The move to establish the ESL is just the next step in the process of profit destroying the ‘beautiful game’; the latest example of the corrosive influence of capitalism on football.

The move to establish the ESL is just the latest example of the corrosive influence of capitalism on football / Image: Ed Romero

As with every other walk of life and sector of the economy, the result of capitalist competition is monopolisation and a concentration of wealth in the hands of a super-rich few.

Football is already being run by bodies riddled with corruption, cronyism, dodgy deals, and a total indifference to the interests of the fans. No wonder that when the FBI started looking into corruption inside FIFA some years ago, they found it easier to understand FIFA’s workings by comparing it to the Mafia.
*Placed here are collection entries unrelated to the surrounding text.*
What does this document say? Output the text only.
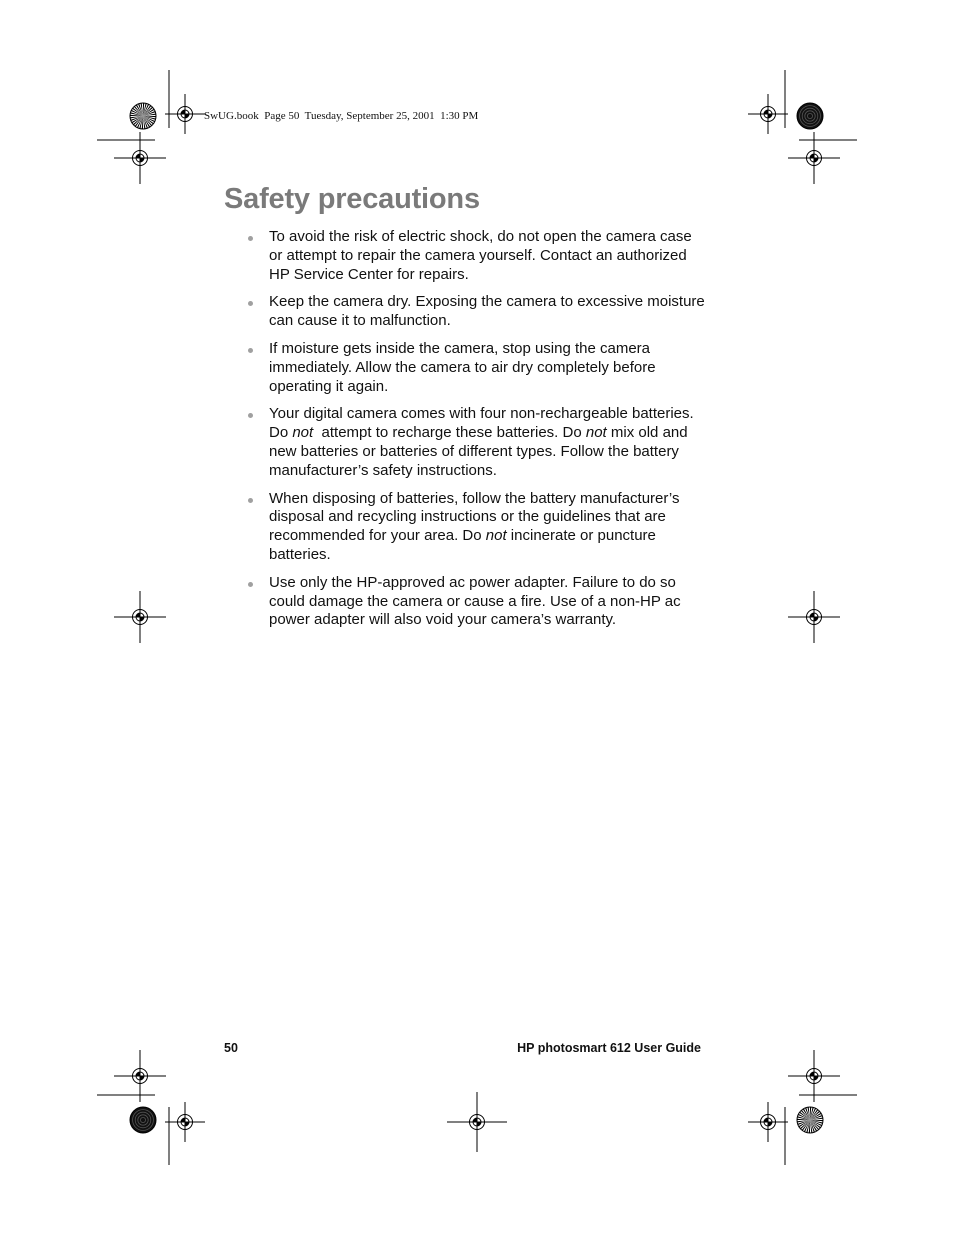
SwUG.book  Page 50  Tuesday, September 25, 2001  1:30 PM
Safety precautions
To avoid the risk of electric shock, do not open the camera case or attempt to repair the camera yourself. Contact an authorized HP Service Center for repairs.
Keep the camera dry. Exposing the camera to excessive moisture can cause it to malfunction.
If moisture gets inside the camera, stop using the camera immediately. Allow the camera to air dry completely before operating it again.
Your digital camera comes with four non-rechargeable batteries. Do not  attempt to recharge these batteries. Do not mix old and new batteries or batteries of different types. Follow the battery manufacturer’s safety instructions.
When disposing of batteries, follow the battery manufacturer’s disposal and recycling instructions or the guidelines that are recommended for your area. Do not incinerate or puncture batteries.
Use only the HP-approved ac power adapter. Failure to do so could damage the camera or cause a fire. Use of a non-HP ac power adapter will also void your camera’s warranty.
50	HP photosmart 612 User Guide
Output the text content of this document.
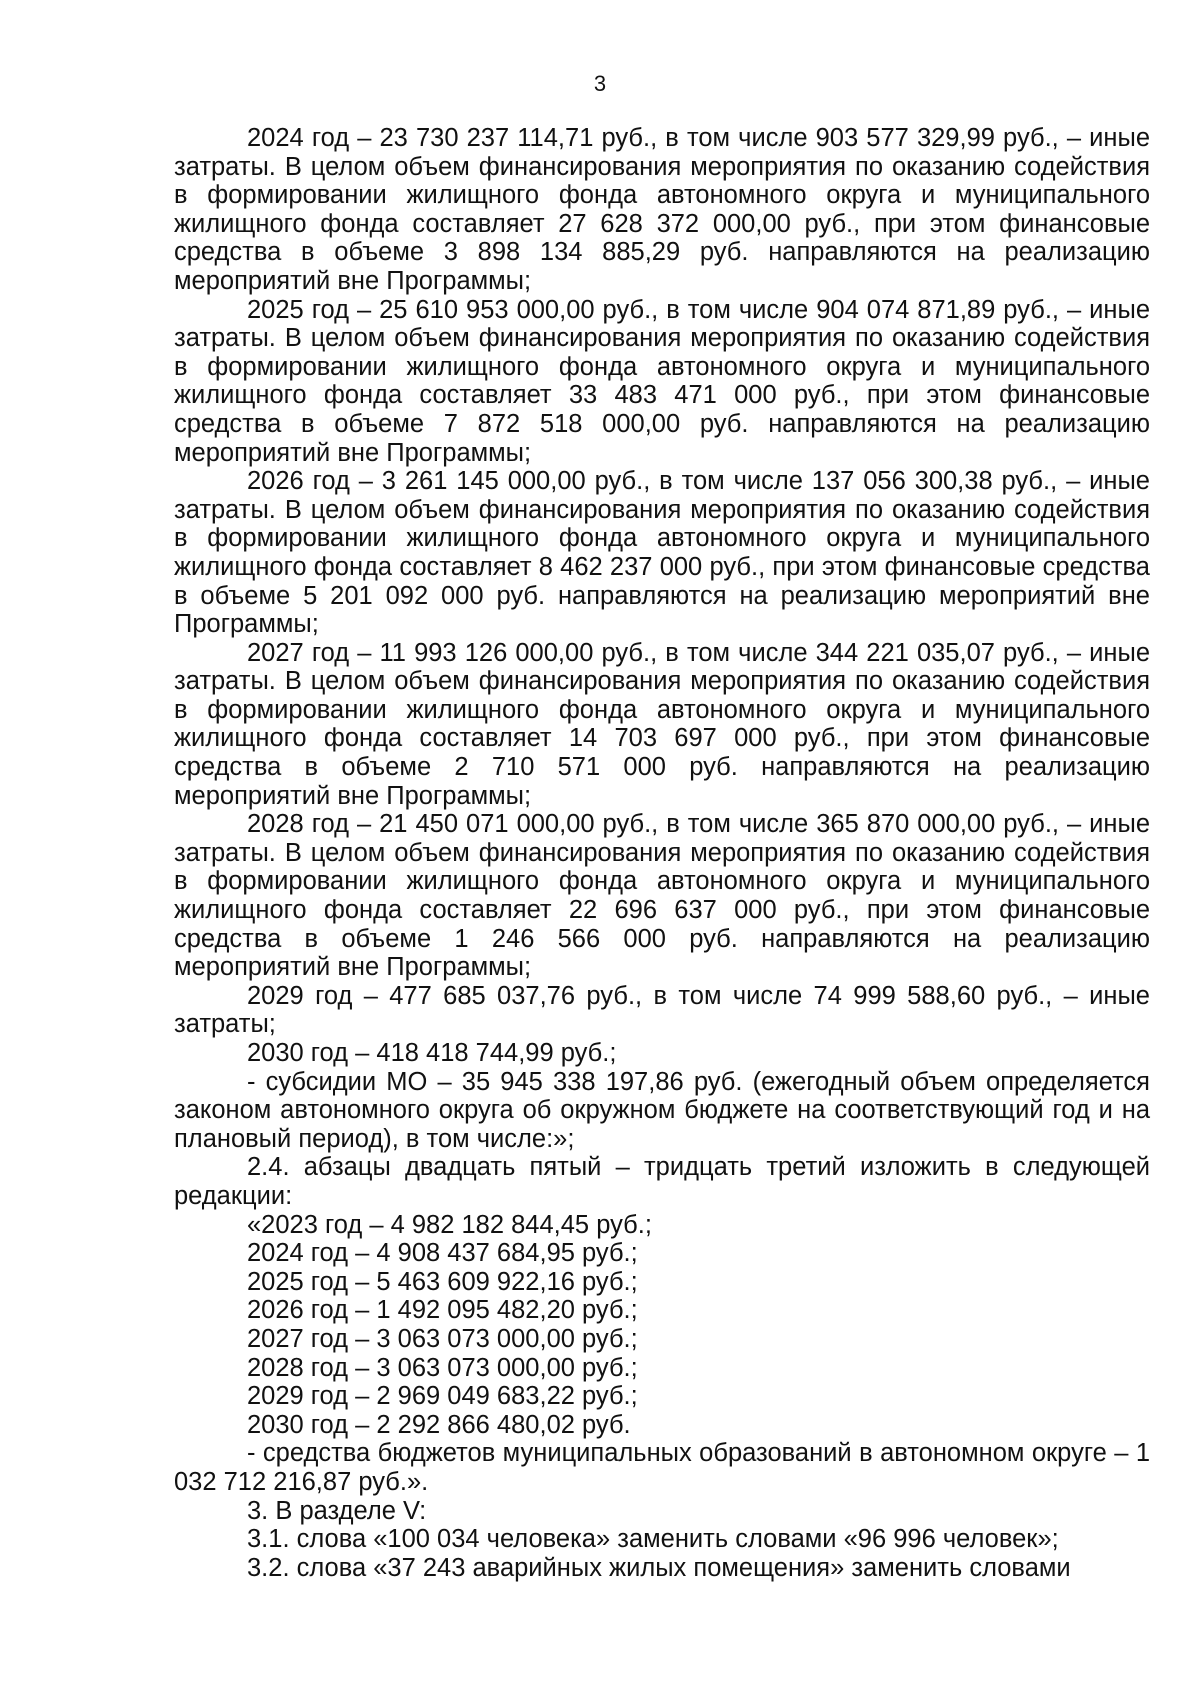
3

2024 год – 23 730 237 114,71 руб., в том числе 903 577 329,99 руб., – иные затраты. В целом объем финансирования мероприятия по оказанию содействия в формировании жилищного фонда автономного округа и муниципального жилищного фонда составляет 27 628 372 000,00 руб., при этом финансовые средства в объеме 3 898 134 885,29 руб. направляются на реализацию мероприятий вне Программы;

2025 год – 25 610 953 000,00 руб., в том числе 904 074 871,89 руб., – иные затраты. В целом объем финансирования мероприятия по оказанию содействия в формировании жилищного фонда автономного округа и муниципального жилищного фонда составляет 33 483 471 000 руб., при этом финансовые средства в объеме 7 872 518 000,00 руб. направляются на реализацию мероприятий вне Программы;

2026 год – 3 261 145 000,00 руб., в том числе 137 056 300,38 руб., – иные затраты. В целом объем финансирования мероприятия по оказанию содействия в формировании жилищного фонда автономного округа и муниципального жилищного фонда составляет 8 462 237 000 руб., при этом финансовые средства в объеме 5 201 092 000 руб. направляются на реализацию мероприятий вне Программы;

2027 год – 11 993 126 000,00 руб., в том числе 344 221 035,07 руб., – иные затраты. В целом объем финансирования мероприятия по оказанию содействия в формировании жилищного фонда автономного округа и муниципального жилищного фонда составляет 14 703 697 000 руб., при этом финансовые средства в объеме 2 710 571 000 руб. направляются на реализацию мероприятий вне Программы;

2028 год – 21 450 071 000,00 руб., в том числе 365 870 000,00 руб., – иные затраты. В целом объем финансирования мероприятия по оказанию содействия в формировании жилищного фонда автономного округа и муниципального жилищного фонда составляет 22 696 637 000 руб., при этом финансовые средства в объеме 1 246 566 000 руб. направляются на реализацию мероприятий вне Программы;

2029 год – 477 685 037,76 руб., в том числе 74 999 588,60 руб., – иные затраты;

2030 год – 418 418 744,99 руб.;

- субсидии МО – 35 945 338 197,86 руб. (ежегодный объем определяется законом автономного округа об окружном бюджете на соответствующий год и на плановый период), в том числе:»;

2.4. абзацы двадцать пятый – тридцать третий изложить в следующей редакции:

«2023 год – 4 982 182 844,45 руб.;

2024 год – 4 908 437 684,95 руб.;

2025 год – 5 463 609 922,16 руб.;

2026 год – 1 492 095 482,20 руб.;

2027 год – 3 063 073 000,00 руб.;

2028 год – 3 063 073 000,00 руб.;

2029 год – 2 969 049 683,22 руб.;

2030 год – 2 292 866 480,02 руб.

- средства бюджетов муниципальных образований в автономном округе – 1 032 712 216,87 руб.».

3. В разделе V:

3.1. слова «100 034 человека» заменить словами «96 996 человек»;

3.2. слова «37 243 аварийных жилых помещения» заменить словами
They certainly act like a bunch of gangsters.

The war now breaking out between UEFA, FIFA, and the new ESL is a war to decide how to divide up the spoils; to decide which group of rich bloodsuckers benefit from what is coming next.

This is not sport. It is big business, run under the ruthless logic of the capitalist system.

We need to kick capitalism out of football. The ESL, Premier League, UEFA, FIFA: It is all about making money and nothing else for these people.

The only league tables that interest these parasites are those in the company spreadsheets – profit and loss. They have no interest in the spirit or traditions of the game, as is proven by the guarantee against relegation in the ESL.

Instead of this destruction and profiteering, we must demand that clubs be brought under public ownership, run by-and-for fans, players, and local communities.

We say: No to the ESL! No to the bureaucrats and bosses running football! No to capitalism!  Boot them all out to save our game!